This week’s Chronicle of Higher Ed notes an experiment in open peer review of articles by Shakespeare Quarterly was viewed by the authors as most successful. Here, a selection of submitted article drafts was opened for comment by readers and invited reviewers, all of whom were invited to put their name to their comments (though it appears not all did) and the authors received what they largely believed to be constructive comments and citations which improved their drafts. As the editor put it, it was a controlled editorial process just not the typical controlled editorial process. The merits seem to be that authors received more comments than they might have expected from the blind review process that is typical of journals. This, if anything, points to an understated problem in the production cycle of many contemporary journals which results in reviewers offering little detailed feedback (and we’ve all had those!). One suspects that expert reviewers often exploit the blind aspect of the process to cover up their lack of investment in the activity. Having to put your name to your comments seems likely to encourage greater content and (one hopes) more thoughtful reviews too.
The downsides are real. The editorial work is extended, the decision is more open to scrutiny, and it appears from this example at least, the presence of senior reviewers stating their opinion tended to quiet some junior faculty reviewers who were concerned with presenting alternative views. It seems a sad indictment of the tenure system that one might actually pay a price for openly and intelligently holding alternative views but be rewarded by staying quiet. One hopes that is limited to some schools and faculties only.

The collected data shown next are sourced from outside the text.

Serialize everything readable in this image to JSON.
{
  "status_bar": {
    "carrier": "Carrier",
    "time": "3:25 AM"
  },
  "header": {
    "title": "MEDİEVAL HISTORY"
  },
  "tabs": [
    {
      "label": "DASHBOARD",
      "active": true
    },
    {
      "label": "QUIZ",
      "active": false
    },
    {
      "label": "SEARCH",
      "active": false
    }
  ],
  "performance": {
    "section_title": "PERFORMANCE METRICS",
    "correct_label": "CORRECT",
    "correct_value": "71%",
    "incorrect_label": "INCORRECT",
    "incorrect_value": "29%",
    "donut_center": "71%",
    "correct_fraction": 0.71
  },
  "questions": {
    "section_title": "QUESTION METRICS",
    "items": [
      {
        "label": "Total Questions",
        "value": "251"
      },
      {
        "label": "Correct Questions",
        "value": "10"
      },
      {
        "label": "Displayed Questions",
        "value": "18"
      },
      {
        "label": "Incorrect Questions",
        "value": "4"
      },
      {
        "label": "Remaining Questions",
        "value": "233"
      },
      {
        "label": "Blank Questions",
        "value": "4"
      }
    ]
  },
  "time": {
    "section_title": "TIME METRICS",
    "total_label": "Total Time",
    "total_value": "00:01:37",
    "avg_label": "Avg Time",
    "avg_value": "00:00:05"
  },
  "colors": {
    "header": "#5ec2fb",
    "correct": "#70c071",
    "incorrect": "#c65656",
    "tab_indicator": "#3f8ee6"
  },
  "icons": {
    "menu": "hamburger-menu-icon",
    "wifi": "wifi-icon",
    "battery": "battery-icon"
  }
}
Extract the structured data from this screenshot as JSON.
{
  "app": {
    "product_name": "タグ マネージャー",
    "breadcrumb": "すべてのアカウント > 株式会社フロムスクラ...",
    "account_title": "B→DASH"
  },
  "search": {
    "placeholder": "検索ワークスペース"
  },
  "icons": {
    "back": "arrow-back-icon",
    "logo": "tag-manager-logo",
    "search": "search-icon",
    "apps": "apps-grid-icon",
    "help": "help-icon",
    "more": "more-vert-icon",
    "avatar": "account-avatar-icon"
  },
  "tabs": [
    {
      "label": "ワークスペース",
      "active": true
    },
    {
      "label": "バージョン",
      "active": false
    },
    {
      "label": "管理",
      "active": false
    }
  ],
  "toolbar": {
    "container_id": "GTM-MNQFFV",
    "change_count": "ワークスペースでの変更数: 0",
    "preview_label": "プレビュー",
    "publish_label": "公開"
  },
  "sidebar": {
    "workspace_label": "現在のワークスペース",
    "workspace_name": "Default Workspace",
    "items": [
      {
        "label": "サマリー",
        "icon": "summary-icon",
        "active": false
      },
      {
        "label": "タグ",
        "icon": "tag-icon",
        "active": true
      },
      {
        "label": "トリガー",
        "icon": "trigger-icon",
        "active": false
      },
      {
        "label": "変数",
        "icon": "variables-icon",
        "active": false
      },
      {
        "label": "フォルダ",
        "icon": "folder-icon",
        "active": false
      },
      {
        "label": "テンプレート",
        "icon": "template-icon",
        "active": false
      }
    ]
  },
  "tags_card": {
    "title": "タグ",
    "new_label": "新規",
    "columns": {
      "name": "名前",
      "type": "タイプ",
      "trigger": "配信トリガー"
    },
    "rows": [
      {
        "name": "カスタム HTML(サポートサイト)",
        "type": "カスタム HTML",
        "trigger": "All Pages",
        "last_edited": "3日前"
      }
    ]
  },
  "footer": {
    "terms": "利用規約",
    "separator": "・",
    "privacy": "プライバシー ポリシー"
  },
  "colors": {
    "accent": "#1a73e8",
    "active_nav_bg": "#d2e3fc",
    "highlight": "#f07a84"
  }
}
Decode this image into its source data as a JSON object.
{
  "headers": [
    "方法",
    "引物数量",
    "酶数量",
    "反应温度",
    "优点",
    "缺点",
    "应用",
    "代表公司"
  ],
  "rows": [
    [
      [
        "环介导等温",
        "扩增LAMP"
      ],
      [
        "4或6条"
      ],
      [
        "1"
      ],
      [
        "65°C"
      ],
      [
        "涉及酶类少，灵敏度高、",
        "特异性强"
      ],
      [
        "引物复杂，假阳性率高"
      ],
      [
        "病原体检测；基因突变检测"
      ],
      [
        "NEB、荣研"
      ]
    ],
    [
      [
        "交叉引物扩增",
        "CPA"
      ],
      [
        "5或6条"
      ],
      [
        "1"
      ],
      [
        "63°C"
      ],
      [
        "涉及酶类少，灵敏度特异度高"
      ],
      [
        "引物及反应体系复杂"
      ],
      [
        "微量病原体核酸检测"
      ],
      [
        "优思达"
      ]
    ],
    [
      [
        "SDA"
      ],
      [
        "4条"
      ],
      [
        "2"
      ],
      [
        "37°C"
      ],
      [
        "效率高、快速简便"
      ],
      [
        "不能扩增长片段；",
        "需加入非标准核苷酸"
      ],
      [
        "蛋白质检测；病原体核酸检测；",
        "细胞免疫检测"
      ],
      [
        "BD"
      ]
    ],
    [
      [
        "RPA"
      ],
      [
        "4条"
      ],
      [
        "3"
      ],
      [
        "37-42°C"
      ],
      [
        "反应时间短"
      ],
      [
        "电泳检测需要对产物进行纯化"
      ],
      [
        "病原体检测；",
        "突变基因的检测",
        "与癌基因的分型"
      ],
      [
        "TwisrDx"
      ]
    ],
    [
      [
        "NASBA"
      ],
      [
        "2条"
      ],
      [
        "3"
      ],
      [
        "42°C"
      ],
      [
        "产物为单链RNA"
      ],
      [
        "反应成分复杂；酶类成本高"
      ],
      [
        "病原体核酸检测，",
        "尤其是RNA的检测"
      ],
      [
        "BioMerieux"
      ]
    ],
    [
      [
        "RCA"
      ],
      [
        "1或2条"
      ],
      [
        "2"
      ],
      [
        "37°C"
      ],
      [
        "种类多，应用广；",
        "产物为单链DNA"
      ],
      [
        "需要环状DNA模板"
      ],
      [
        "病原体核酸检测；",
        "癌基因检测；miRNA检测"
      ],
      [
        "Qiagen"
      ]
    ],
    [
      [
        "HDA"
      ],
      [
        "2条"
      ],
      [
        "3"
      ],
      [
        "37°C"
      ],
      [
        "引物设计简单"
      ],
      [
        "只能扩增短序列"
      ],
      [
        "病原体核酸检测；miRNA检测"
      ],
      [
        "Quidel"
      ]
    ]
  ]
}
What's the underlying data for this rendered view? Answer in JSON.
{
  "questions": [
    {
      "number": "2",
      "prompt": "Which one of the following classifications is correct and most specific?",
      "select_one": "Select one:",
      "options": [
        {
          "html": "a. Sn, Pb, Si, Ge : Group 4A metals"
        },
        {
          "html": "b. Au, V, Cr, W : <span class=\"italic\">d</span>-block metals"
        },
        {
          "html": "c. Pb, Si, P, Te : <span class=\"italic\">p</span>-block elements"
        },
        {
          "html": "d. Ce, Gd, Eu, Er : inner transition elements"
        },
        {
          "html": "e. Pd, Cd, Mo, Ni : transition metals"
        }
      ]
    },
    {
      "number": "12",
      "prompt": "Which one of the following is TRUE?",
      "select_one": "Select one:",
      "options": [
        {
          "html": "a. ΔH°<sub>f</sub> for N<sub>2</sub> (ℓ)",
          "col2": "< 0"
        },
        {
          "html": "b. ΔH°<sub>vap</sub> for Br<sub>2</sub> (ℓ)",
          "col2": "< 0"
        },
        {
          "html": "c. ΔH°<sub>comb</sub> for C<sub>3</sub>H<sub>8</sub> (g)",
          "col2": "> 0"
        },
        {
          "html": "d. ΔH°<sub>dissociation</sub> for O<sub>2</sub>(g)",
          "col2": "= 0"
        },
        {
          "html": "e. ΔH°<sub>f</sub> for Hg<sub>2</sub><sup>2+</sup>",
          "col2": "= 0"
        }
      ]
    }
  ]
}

Interestingly, the Shakespeare Quarterly results were more positive than the earlier findings by Nature which drew similar conclusions about some faculty unwillingness to participate with little on the plus side to balance this difficulty. Nevertheless, there is increasing interest in opening up the process of review and for me, the most practical one is to improve the quality of reviewing which in this field’s leading journals and conferences often leaves something to be desired.